Creating the Input/Output Data
The Vocabulary
We're going to create a "vocabulary" which is just a list of all the words in our reviews.
vocab = total_counts.keys()
Here's our vocabulary size.
vocab_size = len(vocab)
print("{:,}".format(vocab_size))
assert vocab_size==74074
74,074
Layer 0
Now we're going to create a numpy array called layer_0 and initialize it to all zeros. This will represent our input layer, so it will be a 2-dimensional matrix with 1 row and vocab_size columns.
layer_0 = numpy.zeros((1, vocab_size))
Now we can double-check the shape to make sure it matches what we're expecting.
shape = layer_0.shape
print("{}, {:,}".format(*shape))
assert shape == (1,74074)
1, 74,074
Word 2 Index
layer_0 contains one entry for every word in the vocabulary.

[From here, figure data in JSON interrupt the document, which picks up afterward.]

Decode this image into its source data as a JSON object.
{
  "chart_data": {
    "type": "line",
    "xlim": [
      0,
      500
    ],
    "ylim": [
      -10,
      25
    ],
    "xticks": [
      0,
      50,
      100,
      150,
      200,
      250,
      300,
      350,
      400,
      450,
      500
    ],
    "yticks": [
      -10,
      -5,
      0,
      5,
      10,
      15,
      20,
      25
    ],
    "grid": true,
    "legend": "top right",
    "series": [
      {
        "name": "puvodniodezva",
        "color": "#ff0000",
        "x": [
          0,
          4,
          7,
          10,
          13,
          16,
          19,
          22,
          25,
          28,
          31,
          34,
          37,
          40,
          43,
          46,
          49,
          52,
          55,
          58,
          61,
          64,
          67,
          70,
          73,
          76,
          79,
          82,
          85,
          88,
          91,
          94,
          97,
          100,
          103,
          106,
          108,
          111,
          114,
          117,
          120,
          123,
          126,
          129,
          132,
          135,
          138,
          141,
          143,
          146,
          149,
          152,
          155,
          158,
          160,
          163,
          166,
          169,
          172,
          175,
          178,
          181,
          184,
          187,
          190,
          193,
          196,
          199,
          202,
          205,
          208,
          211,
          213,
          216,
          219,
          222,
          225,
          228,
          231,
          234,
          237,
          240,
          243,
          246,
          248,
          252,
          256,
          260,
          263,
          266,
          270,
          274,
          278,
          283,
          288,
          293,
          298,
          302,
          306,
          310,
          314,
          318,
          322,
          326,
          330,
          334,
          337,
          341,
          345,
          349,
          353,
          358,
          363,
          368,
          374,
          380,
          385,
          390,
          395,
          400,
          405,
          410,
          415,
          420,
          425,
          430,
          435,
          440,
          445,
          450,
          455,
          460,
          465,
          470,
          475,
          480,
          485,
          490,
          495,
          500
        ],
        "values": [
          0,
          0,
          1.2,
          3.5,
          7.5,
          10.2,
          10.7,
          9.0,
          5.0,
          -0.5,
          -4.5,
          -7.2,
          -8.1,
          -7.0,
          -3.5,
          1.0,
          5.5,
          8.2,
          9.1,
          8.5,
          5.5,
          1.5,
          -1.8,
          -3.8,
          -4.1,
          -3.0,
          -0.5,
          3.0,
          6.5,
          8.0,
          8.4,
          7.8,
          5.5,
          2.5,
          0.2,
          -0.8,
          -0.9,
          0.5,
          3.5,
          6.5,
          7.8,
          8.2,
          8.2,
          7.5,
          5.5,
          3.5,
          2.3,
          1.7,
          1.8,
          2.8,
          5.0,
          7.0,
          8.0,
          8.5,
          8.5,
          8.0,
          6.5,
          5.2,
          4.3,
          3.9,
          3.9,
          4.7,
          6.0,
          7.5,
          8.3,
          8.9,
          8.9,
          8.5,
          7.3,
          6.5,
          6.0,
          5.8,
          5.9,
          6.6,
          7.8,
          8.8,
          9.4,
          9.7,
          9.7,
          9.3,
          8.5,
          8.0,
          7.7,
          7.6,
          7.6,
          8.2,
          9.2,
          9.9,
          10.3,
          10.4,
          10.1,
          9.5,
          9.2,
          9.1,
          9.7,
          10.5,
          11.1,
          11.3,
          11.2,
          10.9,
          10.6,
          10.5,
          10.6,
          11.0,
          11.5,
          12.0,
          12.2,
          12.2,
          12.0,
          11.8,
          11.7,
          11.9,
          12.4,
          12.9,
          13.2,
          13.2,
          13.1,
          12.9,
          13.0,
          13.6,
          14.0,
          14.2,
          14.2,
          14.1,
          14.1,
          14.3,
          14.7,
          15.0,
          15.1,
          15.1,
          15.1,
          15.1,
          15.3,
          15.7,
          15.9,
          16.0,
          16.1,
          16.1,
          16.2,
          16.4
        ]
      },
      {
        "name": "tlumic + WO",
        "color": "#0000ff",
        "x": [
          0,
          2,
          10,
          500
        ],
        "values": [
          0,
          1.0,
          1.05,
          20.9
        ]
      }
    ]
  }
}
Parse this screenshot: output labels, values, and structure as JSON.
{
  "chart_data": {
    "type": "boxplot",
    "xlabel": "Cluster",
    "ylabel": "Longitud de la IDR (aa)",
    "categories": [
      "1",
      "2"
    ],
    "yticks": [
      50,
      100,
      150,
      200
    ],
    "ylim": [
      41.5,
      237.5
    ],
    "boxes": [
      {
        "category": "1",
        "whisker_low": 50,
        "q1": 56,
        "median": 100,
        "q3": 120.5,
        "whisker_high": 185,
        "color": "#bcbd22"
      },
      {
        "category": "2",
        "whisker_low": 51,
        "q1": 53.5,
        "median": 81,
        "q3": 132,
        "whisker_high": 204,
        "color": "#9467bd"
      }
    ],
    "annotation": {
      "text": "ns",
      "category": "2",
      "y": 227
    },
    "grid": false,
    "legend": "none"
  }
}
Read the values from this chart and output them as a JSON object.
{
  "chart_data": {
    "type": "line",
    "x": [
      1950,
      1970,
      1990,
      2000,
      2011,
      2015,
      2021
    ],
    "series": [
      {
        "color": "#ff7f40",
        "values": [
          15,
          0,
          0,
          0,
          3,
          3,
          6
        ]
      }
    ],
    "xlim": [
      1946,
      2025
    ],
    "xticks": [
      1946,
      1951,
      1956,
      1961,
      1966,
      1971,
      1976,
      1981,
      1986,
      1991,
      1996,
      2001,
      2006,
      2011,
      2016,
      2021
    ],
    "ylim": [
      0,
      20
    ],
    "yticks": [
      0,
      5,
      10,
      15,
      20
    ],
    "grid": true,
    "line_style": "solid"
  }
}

We need to make sure we know the index of each word, so we'rec going to create a lookup table that stores the index of every word.
word2index = {word: index for index, word in enumerate(vocab)}
Here's the first ten entries in the lookup table.
print("|Term| Index|")
print("|-+-|")
keys = list(word2index.keys())[:10]
for key in keys:
    print("|{}|{}|".format(key, word2index[key]))
| Term | Index | 
|---|---|
| bromwell | 0 | 
| high | 1 | 
| is | 2 | 
| a | 3 | 
| cartoon | 4 | 
| comedy | 5 | 
| . | 6 | 
| it | 7 | 
| ran | 8 | 
| at | 9 | 
Update Input Layer
The update_input_layer will count how many times each word is used in the review and then store those counts at the appropriate indices inside layer_0. To make this useable in other posts you have to pass in the word2index table, but in the actual Neural Network we're going to use a class so it will look a little different.
def update_input_layer(review:str, layer_0: numpy.ndarray, word2index: dict) -> Counter:
    """ Modify the global layer_0 to represent the vector form of review.
    The element at a given index of layer_0 should represent
    how many times the given word occurs in the review.
    Args:
       review: the string of the review
       layer_0: array representing layer 0
       word2index: dict mapping word to index in layer_0
    Returns:
        counter for the tokens (used for troubleshooting)
    """
    # clear out previous state by resetting the layer to be all 0s
    layer_0 *= 0
    tokens = review.split(SPLIT_ON_THIS)
    counter = Counter()
    counter.update(tokens)
    for key, value in counter.items():
        layer_0[:, word2index[key]] = value
    return counter
Here's what happens when you update layer_0 with the first review.
update_input_layer(reviews[0])
print(layer_0)
[[4. 5. 4. ... 0. 0. 0.]]
It doesn't look exciting, but if we remember that we initialized the values as all zeros, then we can see that something is changing.
Get Target For Labels
get_target_for_labels returns 0 or 1, depending on whether the given label is NEGATIVE or POSITIVE, respectively. This will allow us to use the labels as we were given them and map them to numbers inside the neural net. An alternative might be to pre-process the labels or make this a dictionary.
def get_target_for_label(label: str) -> int:
    """Convert a label to `0` or `1`.
    Args:
       label(string) - Either "POSITIVE" or "NEGATIVE".
    Returns:
       `0` or `1`.
    """
    return 1 if label=="POSITIVE" else 0
So, here's the first label.
print(labels[0])
POSITIVE
And here's what we mapped it to.
output = get_target_for_label(labels[0])
assert output == 1
print(output)
1
And here we go with the second label.
print(labels[1])
NEGATIVE
output = get_target_for_label(labels[1])
assert output == 0
print(output)
0